The Supreme Court of Justice issued a decision on January 20, 2014, which has set a civil doctrine on the scope of the duty of information required in investment services which contain financial advice by establishing a distinction between the so-called convenience and suitability tests, and setting out instances for the application of each of them.
The existing disproportion between financial services distributors and its clients (if they are not professional investors) and in view of the complexity of these types of products, the High Court considers that the retail investors have to be specially protected.
To this end, using the Markets and Financial Instruments Directive (MiFID), the High Court has provided information on the duties required of the lending financial institutions, and how they should assist clients to interpret the information given and make an informed decision.
The scope of duties of information and advice aimed at retail investors on complex financial products should not be reduced to simply partial, clear and not misleading information but must also consist of a detailed description of the product to be hired, as well as the characteristics of the risks inherent to it. There should also be consideration on the classification of the client as either retail or professional, with the ultimate goal of putting the client in a position to make an informed investment decision.
In addition, the explanation of the risks, according to the type of product, must include related risks, the volatility of the price on this type of instruments, additional costs the investor may have to take and any other obligations applicable to the financial instrument.
Financial institutions should also assess the knowledge and experience of financial matters that the client has and, accordingly, issue a judgment of convenience or suitability.
The suitability test will serve to determine whether the client has or not the required knowledge and experience to understand the risks from the product to be hired, assessing the instruments they are familiar with, frequency and volume of their transactions, and the education and profession.
In contrast, the suitability test will require greater demands, being provided for cases of investment or assets management advisory services, and will require a full examination of the client including the suitability test, a report on the financial situation of the customer, and the investment objectives.

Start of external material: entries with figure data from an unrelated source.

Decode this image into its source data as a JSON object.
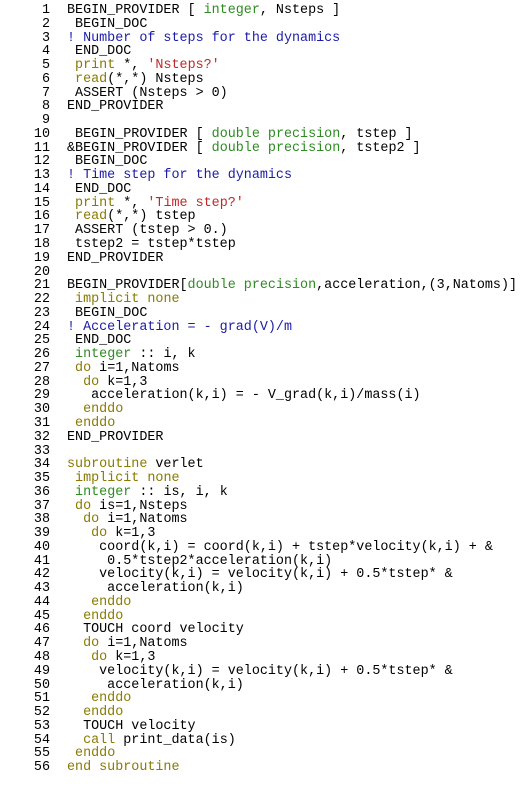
{
  "code": {
    "lines": [
      {
        "number": 1,
        "tokens": [
          {
            "text": "BEGIN_PROVIDER [ ",
            "color": "#000000"
          },
          {
            "text": "integer",
            "color": "#2e8b22"
          },
          {
            "text": ", Nsteps ]",
            "color": "#000000"
          }
        ]
      },
      {
        "number": 2,
        "tokens": [
          {
            "text": " BEGIN_DOC",
            "color": "#000000"
          }
        ]
      },
      {
        "number": 3,
        "tokens": [
          {
            "text": "! Number of steps for the dynamics",
            "color": "#1c1ca8"
          }
        ]
      },
      {
        "number": 4,
        "tokens": [
          {
            "text": " END_DOC",
            "color": "#000000"
          }
        ]
      },
      {
        "number": 5,
        "tokens": [
          {
            "text": " ",
            "color": "#000000"
          },
          {
            "text": "print",
            "color": "#8a7a00"
          },
          {
            "text": " *, ",
            "color": "#000000"
          },
          {
            "text": "'Nsteps?'",
            "color": "#c0282a"
          }
        ]
      },
      {
        "number": 6,
        "tokens": [
          {
            "text": " ",
            "color": "#000000"
          },
          {
            "text": "read",
            "color": "#8a7a00"
          },
          {
            "text": "(*,*) Nsteps",
            "color": "#000000"
          }
        ]
      },
      {
        "number": 7,
        "tokens": [
          {
            "text": " ASSERT (Nsteps > 0)",
            "color": "#000000"
          }
        ]
      },
      {
        "number": 8,
        "tokens": [
          {
            "text": "END_PROVIDER",
            "color": "#000000"
          }
        ]
      },
      {
        "number": 9,
        "tokens": []
      },
      {
        "number": 10,
        "tokens": [
          {
            "text": " BEGIN_PROVIDER [ ",
            "color": "#000000"
          },
          {
            "text": "double precision",
            "color": "#2e8b22"
          },
          {
            "text": ", tstep ]",
            "color": "#000000"
          }
        ]
      },
      {
        "number": 11,
        "tokens": [
          {
            "text": "&BEGIN_PROVIDER [ ",
            "color": "#000000"
          },
          {
            "text": "double precision",
            "color": "#2e8b22"
          },
          {
            "text": ", tstep2 ]",
            "color": "#000000"
          }
        ]
      },
      {
        "number": 12,
        "tokens": [
          {
            "text": " BEGIN_DOC",
            "color": "#000000"
          }
        ]
      },
      {
        "number": 13,
        "tokens": [
          {
            "text": "! Time step for the dynamics",
            "color": "#1c1ca8"
          }
        ]
      },
      {
        "number": 14,
        "tokens": [
          {
            "text": " END_DOC",
            "color": "#000000"
          }
        ]
      },
      {
        "number": 15,
        "tokens": [
          {
            "text": " ",
            "color": "#000000"
          },
          {
            "text": "print",
            "color": "#8a7a00"
          },
          {
            "text": " *, ",
            "color": "#000000"
          },
          {
            "text": "'Time step?'",
            "color": "#c0282a"
          }
        ]
      },
      {
        "number": 16,
        "tokens": [
          {
            "text": " ",
            "color": "#000000"
          },
          {
            "text": "read",
            "color": "#8a7a00"
          },
          {
            "text": "(*,*) tstep",
            "color": "#000000"
          }
        ]
      },
      {
        "number": 17,
        "tokens": [
          {
            "text": " ASSERT (tstep > 0.)",
            "color": "#000000"
          }
        ]
      },
      {
        "number": 18,
        "tokens": [
          {
            "text": " tstep2 = tstep*tstep",
            "color": "#000000"
          }
        ]
      },
      {
        "number": 19,
        "tokens": [
          {
            "text": "END_PROVIDER",
            "color": "#000000"
          }
        ]
      },
      {
        "number": 20,
        "tokens": []
      },
      {
        "number": 21,
        "tokens": [
          {
            "text": "BEGIN_PROVIDER[",
            "color": "#000000"
          },
          {
            "text": "double precision",
            "color": "#2e8b22"
          },
          {
            "text": ",acceleration,(3,Natoms)]",
            "color": "#000000"
          }
        ]
      },
      {
        "number": 22,
        "tokens": [
          {
            "text": " ",
            "color": "#000000"
          },
          {
            "text": "implicit none",
            "color": "#8a7a00"
          }
        ]
      },
      {
        "number": 23,
        "tokens": [
          {
            "text": " BEGIN_DOC",
            "color": "#000000"
          }
        ]
      },
      {
        "number": 24,
        "tokens": [
          {
            "text": "! Acceleration = - grad(V)/m",
            "color": "#1c1ca8"
          }
        ]
      },
      {
        "number": 25,
        "tokens": [
          {
            "text": " END_DOC",
            "color": "#000000"
          }
        ]
      },
      {
        "number": 26,
        "tokens": [
          {
            "text": " ",
            "color": "#000000"
          },
          {
            "text": "integer",
            "color": "#2e8b22"
          },
          {
            "text": " :: i, k",
            "color": "#000000"
          }
        ]
      },
      {
        "number": 27,
        "tokens": [
          {
            "text": " ",
            "color": "#000000"
          },
          {
            "text": "do",
            "color": "#8a7a00"
          },
          {
            "text": " i=1,Natoms",
            "color": "#000000"
          }
        ]
      },
      {
        "number": 28,
        "tokens": [
          {
            "text": "  ",
            "color": "#000000"
          },
          {
            "text": "do",
            "color": "#8a7a00"
          },
          {
            "text": " k=1,3",
            "color": "#000000"
          }
        ]
      },
      {
        "number": 29,
        "tokens": [
          {
            "text": "   acceleration(k,i) = - V_grad(k,i)/mass(i)",
            "color": "#000000"
          }
        ]
      },
      {
        "number": 30,
        "tokens": [
          {
            "text": "  ",
            "color": "#000000"
          },
          {
            "text": "enddo",
            "color": "#8a7a00"
          }
        ]
      },
      {
        "number": 31,
        "tokens": [
          {
            "text": " ",
            "color": "#000000"
          },
          {
            "text": "enddo",
            "color": "#8a7a00"
          }
        ]
      },
      {
        "number": 32,
        "tokens": [
          {
            "text": "END_PROVIDER",
            "color": "#000000"
          }
        ]
      },
      {
        "number": 33,
        "tokens": []
      },
      {
        "number": 34,
        "tokens": [
          {
            "text": "subroutine",
            "color": "#8a7a00"
          },
          {
            "text": " verlet",
            "color": "#000000"
          }
        ]
      },
      {
        "number": 35,
        "tokens": [
          {
            "text": " ",
            "color": "#000000"
          },
          {
            "text": "implicit none",
            "color": "#8a7a00"
          }
        ]
      },
      {
        "number": 36,
        "tokens": [
          {
            "text": " ",
            "color": "#000000"
          },
          {
            "text": "integer",
            "color": "#2e8b22"
          },
          {
            "text": " :: is, i, k",
            "color": "#000000"
          }
        ]
      },
      {
        "number": 37,
        "tokens": [
          {
            "text": " ",
            "color": "#000000"
          },
          {
            "text": "do",
            "color": "#8a7a00"
          },
          {
            "text": " is=1,Nsteps",
            "color": "#000000"
          }
        ]
      },
      {
        "number": 38,
        "tokens": [
          {
            "text": "  ",
            "color": "#000000"
          },
          {
            "text": "do",
            "color": "#8a7a00"
          },
          {
            "text": " i=1,Natoms",
            "color": "#000000"
          }
        ]
      },
      {
        "number": 39,
        "tokens": [
          {
            "text": "   ",
            "color": "#000000"
          },
          {
            "text": "do",
            "color": "#8a7a00"
          },
          {
            "text": " k=1,3",
            "color": "#000000"
          }
        ]
      },
      {
        "number": 40,
        "tokens": [
          {
            "text": "    coord(k,i) = coord(k,i) + tstep*velocity(k,i) + &",
            "color": "#000000"
          }
        ]
      },
      {
        "number": 41,
        "tokens": [
          {
            "text": "     0.5*tstep2*acceleration(k,i)",
            "color": "#000000"
          }
        ]
      },
      {
        "number": 42,
        "tokens": [
          {
            "text": "    velocity(k,i) = velocity(k,i) + 0.5*tstep* &",
            "color": "#000000"
          }
        ]
      },
      {
        "number": 43,
        "tokens": [
          {
            "text": "     acceleration(k,i)",
            "color": "#000000"
          }
        ]
      },
      {
        "number": 44,
        "tokens": [
          {
            "text": "   ",
            "color": "#000000"
          },
          {
            "text": "enddo",
            "color": "#8a7a00"
          }
        ]
      },
      {
        "number": 45,
        "tokens": [
          {
            "text": "  ",
            "color": "#000000"
          },
          {
            "text": "enddo",
            "color": "#8a7a00"
          }
        ]
      },
      {
        "number": 46,
        "tokens": [
          {
            "text": "  TOUCH coord velocity",
            "color": "#000000"
          }
        ]
      },
      {
        "number": 47,
        "tokens": [
          {
            "text": "  ",
            "color": "#000000"
          },
          {
            "text": "do",
            "color": "#8a7a00"
          },
          {
            "text": " i=1,Natoms",
            "color": "#000000"
          }
        ]
      },
      {
        "number": 48,
        "tokens": [
          {
            "text": "   ",
            "color": "#000000"
          },
          {
            "text": "do",
            "color": "#8a7a00"
          },
          {
            "text": " k=1,3",
            "color": "#000000"
          }
        ]
      },
      {
        "number": 49,
        "tokens": [
          {
            "text": "    velocity(k,i) = velocity(k,i) + 0.5*tstep* &",
            "color": "#000000"
          }
        ]
      },
      {
        "number": 50,
        "tokens": [
          {
            "text": "     acceleration(k,i)",
            "color": "#000000"
          }
        ]
      },
      {
        "number": 51,
        "tokens": [
          {
            "text": "   ",
            "color": "#000000"
          },
          {
            "text": "enddo",
            "color": "#8a7a00"
          }
        ]
      },
      {
        "number": 52,
        "tokens": [
          {
            "text": "  ",
            "color": "#000000"
          },
          {
            "text": "enddo",
            "color": "#8a7a00"
          }
        ]
      },
      {
        "number": 53,
        "tokens": [
          {
            "text": "  TOUCH velocity",
            "color": "#000000"
          }
        ]
      },
      {
        "number": 54,
        "tokens": [
          {
            "text": "  ",
            "color": "#000000"
          },
          {
            "text": "call",
            "color": "#8a7a00"
          },
          {
            "text": " print_data(is)",
            "color": "#000000"
          }
        ]
      },
      {
        "number": 55,
        "tokens": [
          {
            "text": " ",
            "color": "#000000"
          },
          {
            "text": "enddo",
            "color": "#8a7a00"
          }
        ]
      },
      {
        "number": 56,
        "tokens": [
          {
            "text": "end subroutine",
            "color": "#8a7a00"
          }
        ]
      }
    ]
  }
}
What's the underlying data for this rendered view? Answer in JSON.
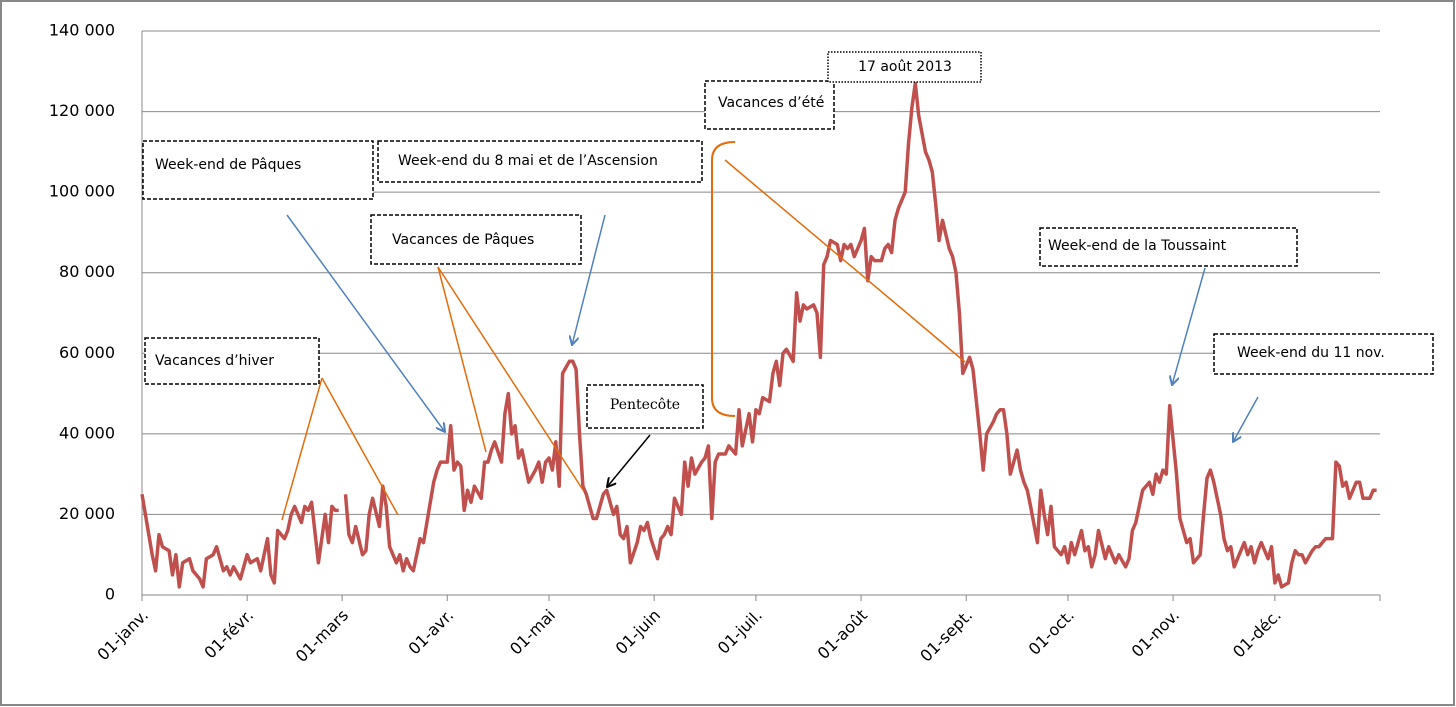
{
  "chart_data": {
    "type": "line",
    "x": [
      0,
      1,
      3,
      4,
      5,
      6,
      8,
      9,
      10,
      11,
      12,
      14,
      15,
      17,
      18,
      19,
      21,
      22,
      24,
      25,
      26,
      27,
      29,
      31,
      32,
      34,
      35,
      37,
      38,
      39,
      40,
      42,
      43,
      44,
      45,
      47,
      48,
      49,
      50,
      52,
      53,
      54,
      55,
      56,
      57,
      58,
      59,
      60,
      61,
      62,
      63,
      65,
      66,
      67,
      68,
      70,
      71,
      72,
      73,
      75,
      76,
      77,
      78,
      79,
      80,
      82,
      83,
      84,
      86,
      87,
      88,
      90,
      91,
      92,
      93,
      94,
      95,
      96,
      97,
      98,
      100,
      101,
      102,
      103,
      104,
      106,
      107,
      108,
      109,
      110,
      111,
      112,
      113,
      114,
      116,
      117,
      118,
      119,
      120,
      121,
      122,
      123,
      124,
      126,
      127,
      128,
      129,
      130,
      131,
      133,
      134,
      135,
      136,
      137,
      139,
      140,
      141,
      142,
      143,
      144,
      146,
      147,
      148,
      149,
      150,
      152,
      153,
      154,
      155,
      156,
      157,
      159,
      160,
      161,
      162,
      163,
      165,
      166,
      167,
      168,
      169,
      170,
      172,
      173,
      174,
      175,
      176,
      177,
      179,
      180,
      181,
      182,
      183,
      185,
      186,
      187,
      188,
      189,
      190,
      192,
      193,
      194,
      195,
      196,
      198,
      199,
      200,
      201,
      202,
      203,
      205,
      206,
      207,
      208,
      209,
      210,
      212,
      213,
      214,
      215,
      216,
      218,
      219,
      220,
      221,
      222,
      223,
      225,
      226,
      227,
      228,
      229,
      231,
      232,
      233,
      234,
      235,
      236,
      238,
      239,
      240,
      241,
      242,
      244,
      245,
      246,
      247,
      248,
      249,
      251,
      252,
      253,
      254,
      255,
      256,
      258,
      259,
      260,
      261,
      262,
      264,
      265,
      266,
      267,
      268,
      269,
      271,
      272,
      273,
      274,
      275,
      277,
      278,
      279,
      280,
      281,
      282,
      284,
      285,
      286,
      287,
      288,
      290,
      291,
      292,
      293,
      294,
      295,
      297,
      298,
      299,
      300,
      301,
      302,
      303,
      305,
      306,
      307,
      308,
      309,
      310,
      312,
      313,
      314,
      315,
      316,
      318,
      319,
      320,
      321,
      322,
      323,
      325,
      326,
      327,
      328,
      329,
      330,
      332,
      333,
      334,
      335,
      336,
      338,
      339,
      340,
      341,
      342,
      343,
      345,
      346,
      347,
      348,
      349,
      351,
      352,
      353,
      354,
      355,
      356,
      358,
      359,
      360,
      361,
      362,
      363,
      364
    ],
    "values": [
      25000,
      20000,
      10000,
      6000,
      15000,
      12000,
      11000,
      5000,
      10000,
      2000,
      8000,
      9000,
      6000,
      4000,
      2000,
      9000,
      10000,
      12000,
      6000,
      7000,
      5000,
      7000,
      4000,
      10000,
      8000,
      9000,
      6000,
      14000,
      5000,
      3000,
      16000,
      14000,
      16000,
      20000,
      22000,
      18000,
      22000,
      21000,
      23000,
      8000,
      14000,
      20000,
      13000,
      22000,
      21000,
      21000,
      null,
      25000,
      15000,
      13000,
      17000,
      10000,
      11000,
      20000,
      24000,
      17000,
      27000,
      22000,
      12000,
      8000,
      10000,
      6000,
      9000,
      7000,
      6000,
      14000,
      13000,
      18000,
      28000,
      31000,
      33000,
      33000,
      42000,
      31000,
      33000,
      32000,
      21000,
      26000,
      23000,
      27000,
      24000,
      33000,
      33000,
      36000,
      38000,
      33000,
      45000,
      50000,
      40000,
      42000,
      34000,
      36000,
      32000,
      28000,
      31000,
      33000,
      28000,
      33000,
      34000,
      31000,
      38000,
      27000,
      55000,
      58000,
      58000,
      56000,
      40000,
      27000,
      25000,
      19000,
      19000,
      22000,
      25000,
      26000,
      20000,
      22000,
      15000,
      14000,
      17000,
      8000,
      13000,
      17000,
      16000,
      18000,
      14000,
      9000,
      14000,
      15000,
      17000,
      15000,
      24000,
      20000,
      33000,
      27000,
      34000,
      30000,
      33000,
      34000,
      37000,
      19000,
      33000,
      35000,
      35000,
      37000,
      36000,
      35000,
      46000,
      37000,
      45000,
      38000,
      46000,
      45000,
      49000,
      48000,
      55000,
      58000,
      52000,
      60000,
      61000,
      58000,
      75000,
      68000,
      72000,
      71000,
      72000,
      70000,
      59000,
      82000,
      84000,
      88000,
      87000,
      83000,
      87000,
      86000,
      87000,
      84000,
      88000,
      91000,
      78000,
      84000,
      83000,
      83000,
      86000,
      87000,
      85000,
      93000,
      96000,
      100000,
      112000,
      121000,
      127000,
      119000,
      110000,
      108000,
      105000,
      97000,
      88000,
      93000,
      86000,
      84000,
      80000,
      70000,
      55000,
      59000,
      56000,
      48000,
      40000,
      31000,
      40000,
      43000,
      45000,
      46000,
      46000,
      40000,
      30000,
      36000,
      31000,
      28000,
      26000,
      22000,
      13000,
      26000,
      20000,
      15000,
      22000,
      12000,
      10000,
      12000,
      8000,
      13000,
      10000,
      16000,
      11000,
      12000,
      7000,
      10000,
      16000,
      9000,
      12000,
      10000,
      8000,
      10000,
      7000,
      9000,
      16000,
      18000,
      22000,
      26000,
      28000,
      25000,
      30000,
      28000,
      31000,
      30000,
      47000,
      30000,
      19000,
      16000,
      13000,
      14000,
      8000,
      10000,
      20000,
      29000,
      31000,
      28000,
      20000,
      14000,
      11000,
      12000,
      7000,
      9000,
      13000,
      10000,
      12000,
      8000,
      11000,
      13000,
      9000,
      12000,
      3000,
      5000,
      2000,
      3000,
      8000,
      11000,
      10000,
      10000,
      8000,
      11000,
      12000,
      12000,
      13000,
      14000,
      14000,
      33000,
      32000,
      27000,
      28000,
      24000,
      28000,
      28000,
      24000,
      24000,
      24000,
      26000,
      26000
    ],
    "color": "#c0504d",
    "xlim": [
      0,
      365
    ],
    "xticks": [
      {
        "value": 0,
        "label": "01-janv."
      },
      {
        "value": 31,
        "label": "01-févr."
      },
      {
        "value": 59,
        "label": "01-mars"
      },
      {
        "value": 90,
        "label": "01-avr."
      },
      {
        "value": 120,
        "label": "01-mai"
      },
      {
        "value": 151,
        "label": "01-juin"
      },
      {
        "value": 181,
        "label": "01-juil."
      },
      {
        "value": 212,
        "label": "01-août"
      },
      {
        "value": 243,
        "label": "01-sept."
      },
      {
        "value": 273,
        "label": "01-oct."
      },
      {
        "value": 304,
        "label": "01-nov."
      },
      {
        "value": 334,
        "label": "01-déc."
      }
    ],
    "ylim": [
      0,
      140000
    ],
    "yticks": [
      0,
      {
        "value": 20000,
        "label": "20 000"
      },
      {
        "value": 40000,
        "label": "40 000"
      },
      {
        "value": 60000,
        "label": "60 000"
      },
      {
        "value": 80000,
        "label": "80 000"
      },
      {
        "value": 100000,
        "label": "100 000"
      },
      {
        "value": 120000,
        "label": "120 000"
      },
      {
        "value": 140000,
        "label": "140 000"
      }
    ],
    "grid": true,
    "annotations": [
      {
        "text": "Week-end de Pâques"
      },
      {
        "text": "Week-end du 8 mai et de l’Ascension"
      },
      {
        "text": "Vacances de Pâques"
      },
      {
        "text": "Vacances d’été"
      },
      {
        "text": "17 août 2013"
      },
      {
        "text": "Vacances d’hiver"
      },
      {
        "text": "Pentecôte"
      },
      {
        "text": "Week-end de la Toussaint"
      },
      {
        "text": "Week-end du 11 nov."
      }
    ]
  }
}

Ultimately, the judgment of the suitability of the product, will include, inter alia in its content, the judgment of convenience, and will therefore be much more extensive.
Such judgment of suitability will therefore be required for financial advisory services which the High Court describes as personalized recommendations concerning one or several financial operations, whether at the customer’s request or at the initiative of the financial institution.
Once the fixed doctrine had been issued, the High Court confirmed the ruling, which had been subject to appeal, and declared null the contract of swap signed by Caixa d´Estalvis del Penedés with a retail investor, considering that there was error in his consent, having not received a comprehensive and adequate information of the risks of the operation and without practicing the judgment of suitability.